5383
Ricardo Bartolomé Green Devoto 1927
Standing full-length slightly to the right, looking full face to the viewer, wearing a frilled yellow and white shirt, mustard velvet trousers and buckled black patent shoes, holding a beagle hound on a leash with his left hand, a small hunting whip in his right, all against a landscape background
Oil on canvas, 135 x 95 cm (53 x 37 ½ in.)
Inscribed lower left: de László / PARIZ (sic) 1927
Sitters’ Book II, f. 57: Rosita et Ricardito Green / Paris 27 Nov. 1927[1]
Private Collection
The present portrait is understood to have been commissioned by the sitter’s grandmother, Juana González de Devoto, after she saw de László’s portrait of Hugh Astor as a boy [2606] exhibited with a number of his other pictures at the French Gallery, London, in 1927. De László’s secretary noted in correspondence with the French Gallery that he had made arrangements with Mme. Devoto for “two or three portraits of the grandchildren,” but was uncertain as to the desired size of the portrait and the honorarium the Gallery had quoted to her.[2] “Madame Devoto was very much interested in the portrait of Major Astor’s son,” wrote Harry Wallis, of Messrs. Wallis & Son of the French Gallery, to the artist, “and we mentioned that your honorarium for this would be one thousand guineas; we suggested, however, that she should leave in your hands both the size and the style.”[3]
The present portrait is compositionally and stylistically very similar to that of the five year old Hugh Astor. Both are highly influenced by children’s portraiture of the 18th century and particularly show de László’s admiration for Sir Thomas Lawrence and Henry Raeburn. Lawrence’s influence is more specific in de László’s pendant to the present portrait. The sitter’s sister, María Devoto [110544] can be directly compared to one of that artist’s most famous works, ‘Pinkie,’ now in the Huntington Collection. The artist’s wife mentions both portraits in her diary, 28 November 1927: “Went to Studio & met Mr & Mrs Green, Argentines – nice – Their two children have been painted - lovely – Little girl of 6 painted in white frock holding a pink hat & pink sach – She has red hair.”[4]

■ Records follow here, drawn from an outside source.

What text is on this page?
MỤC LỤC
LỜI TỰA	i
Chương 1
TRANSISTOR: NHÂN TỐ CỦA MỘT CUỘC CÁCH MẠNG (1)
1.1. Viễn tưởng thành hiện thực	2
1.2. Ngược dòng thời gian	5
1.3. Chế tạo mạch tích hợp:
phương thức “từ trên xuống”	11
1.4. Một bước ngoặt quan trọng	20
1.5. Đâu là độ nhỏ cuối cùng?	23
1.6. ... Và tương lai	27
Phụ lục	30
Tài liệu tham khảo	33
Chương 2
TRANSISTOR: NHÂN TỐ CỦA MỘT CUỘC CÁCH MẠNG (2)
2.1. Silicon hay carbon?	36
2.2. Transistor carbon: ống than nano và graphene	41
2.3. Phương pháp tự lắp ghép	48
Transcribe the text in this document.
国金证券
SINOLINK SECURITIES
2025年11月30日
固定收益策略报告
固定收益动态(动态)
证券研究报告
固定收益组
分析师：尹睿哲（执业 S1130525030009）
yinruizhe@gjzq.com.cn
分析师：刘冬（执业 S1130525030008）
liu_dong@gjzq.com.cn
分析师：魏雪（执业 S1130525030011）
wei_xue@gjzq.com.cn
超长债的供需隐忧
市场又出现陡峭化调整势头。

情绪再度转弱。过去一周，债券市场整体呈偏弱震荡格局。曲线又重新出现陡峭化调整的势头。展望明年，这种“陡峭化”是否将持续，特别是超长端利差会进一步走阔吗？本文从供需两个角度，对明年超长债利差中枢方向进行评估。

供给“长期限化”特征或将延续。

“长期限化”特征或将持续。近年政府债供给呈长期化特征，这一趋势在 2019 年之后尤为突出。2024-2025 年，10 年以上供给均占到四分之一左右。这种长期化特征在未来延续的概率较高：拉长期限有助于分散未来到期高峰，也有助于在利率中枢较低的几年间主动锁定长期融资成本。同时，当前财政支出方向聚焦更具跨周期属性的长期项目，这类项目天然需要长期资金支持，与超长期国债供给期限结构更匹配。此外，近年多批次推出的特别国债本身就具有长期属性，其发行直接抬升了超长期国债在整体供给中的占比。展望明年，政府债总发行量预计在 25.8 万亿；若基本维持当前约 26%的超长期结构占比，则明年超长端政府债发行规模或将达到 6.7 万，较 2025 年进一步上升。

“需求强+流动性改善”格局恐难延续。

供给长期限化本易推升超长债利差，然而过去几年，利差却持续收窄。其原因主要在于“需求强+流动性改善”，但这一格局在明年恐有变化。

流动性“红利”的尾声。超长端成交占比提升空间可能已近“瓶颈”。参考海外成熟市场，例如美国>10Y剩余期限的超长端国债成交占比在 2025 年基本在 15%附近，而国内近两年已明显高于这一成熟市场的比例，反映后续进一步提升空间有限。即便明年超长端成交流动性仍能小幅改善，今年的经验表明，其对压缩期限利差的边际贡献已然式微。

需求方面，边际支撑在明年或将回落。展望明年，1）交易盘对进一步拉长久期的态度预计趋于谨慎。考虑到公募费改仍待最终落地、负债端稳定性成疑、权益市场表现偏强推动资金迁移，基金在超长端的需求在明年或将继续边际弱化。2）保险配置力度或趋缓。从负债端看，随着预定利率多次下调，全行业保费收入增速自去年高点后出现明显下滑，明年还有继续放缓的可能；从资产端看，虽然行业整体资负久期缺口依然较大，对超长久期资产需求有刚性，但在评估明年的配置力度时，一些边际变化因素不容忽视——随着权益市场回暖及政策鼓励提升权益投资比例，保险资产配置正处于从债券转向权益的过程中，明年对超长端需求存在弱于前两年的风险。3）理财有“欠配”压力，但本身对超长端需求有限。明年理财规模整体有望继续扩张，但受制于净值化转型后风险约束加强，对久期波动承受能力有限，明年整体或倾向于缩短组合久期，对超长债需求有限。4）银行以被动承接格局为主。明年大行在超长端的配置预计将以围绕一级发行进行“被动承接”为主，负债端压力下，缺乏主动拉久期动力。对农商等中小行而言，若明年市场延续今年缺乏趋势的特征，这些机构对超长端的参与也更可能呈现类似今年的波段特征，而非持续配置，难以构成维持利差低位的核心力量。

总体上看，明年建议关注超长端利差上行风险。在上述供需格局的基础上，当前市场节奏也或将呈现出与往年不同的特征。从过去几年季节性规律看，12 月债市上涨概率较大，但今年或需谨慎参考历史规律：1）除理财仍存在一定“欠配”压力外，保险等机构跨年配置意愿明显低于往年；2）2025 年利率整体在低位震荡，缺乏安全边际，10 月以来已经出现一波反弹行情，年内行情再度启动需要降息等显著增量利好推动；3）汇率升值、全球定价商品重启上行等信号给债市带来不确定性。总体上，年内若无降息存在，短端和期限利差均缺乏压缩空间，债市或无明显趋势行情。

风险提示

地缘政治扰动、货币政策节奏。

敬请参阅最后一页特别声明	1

There exist several preparatory drawings in sepia chalk for this portrait, among them [5394] and [5395], which remain in a private collection. De László also painted two of the Devoto children’s maternal aunts, María Teresa Devoto González [4880] and María Juana Devoto González [4877].
Ricardo Bartolomé Green Devoto was born in 1920, the son of Ricardo Green Mayobre and María Rosa Devoto González. For biographical notes on the sitter’s grandparents, see [4880]. The sitter inherited Arroyo Dulce,[5] an estancia of some 49,000 acres which his maternal grandfather had acquired in 1878 in the Pergamino district, about 125 miles from Buenos Aires. In the 1950s he imported Canadian Holstein bulls, flying them in to found a dairy herd on the estancia. He married Silvia Elvira Videla Méndes (born c. 1921), daughter of Carlos María Videla Álvarez de Toledo and Raquel Méndes Gonçalves Fernández Ramos. They had one daughter, Silvia Green Videla (born c. 1942), to whom, the estancia passed on his death.[6]
LITERATURE:
•Queiroz, Juan Pablo, & Elia, Tomás de, eds., Argentina: The Great Estancias, Rizzoli, New York, 1995, p. 102, ill.
•DLA107-0111, letter from de László to Messrs. Wallis & Son, The French Gallery, 9 September 1927
•DLA107-0110, letter from Harry Wallis (Messrs. Wallis & Son, The French Gallery) to de László, 12 September 1927
•László, Lucy de, 1927 diary, private collection
SMdeL 2012
[1] In an adult hand.
[2] DLA107-0111, op. cit.
[3] DLA107-0110, op. cit.
[4] László, Lucy de, 1927 diary, op cit.
[5] Arroyo Dulce means “Freshwater stream.”
[6] Date of death has yet to be determined.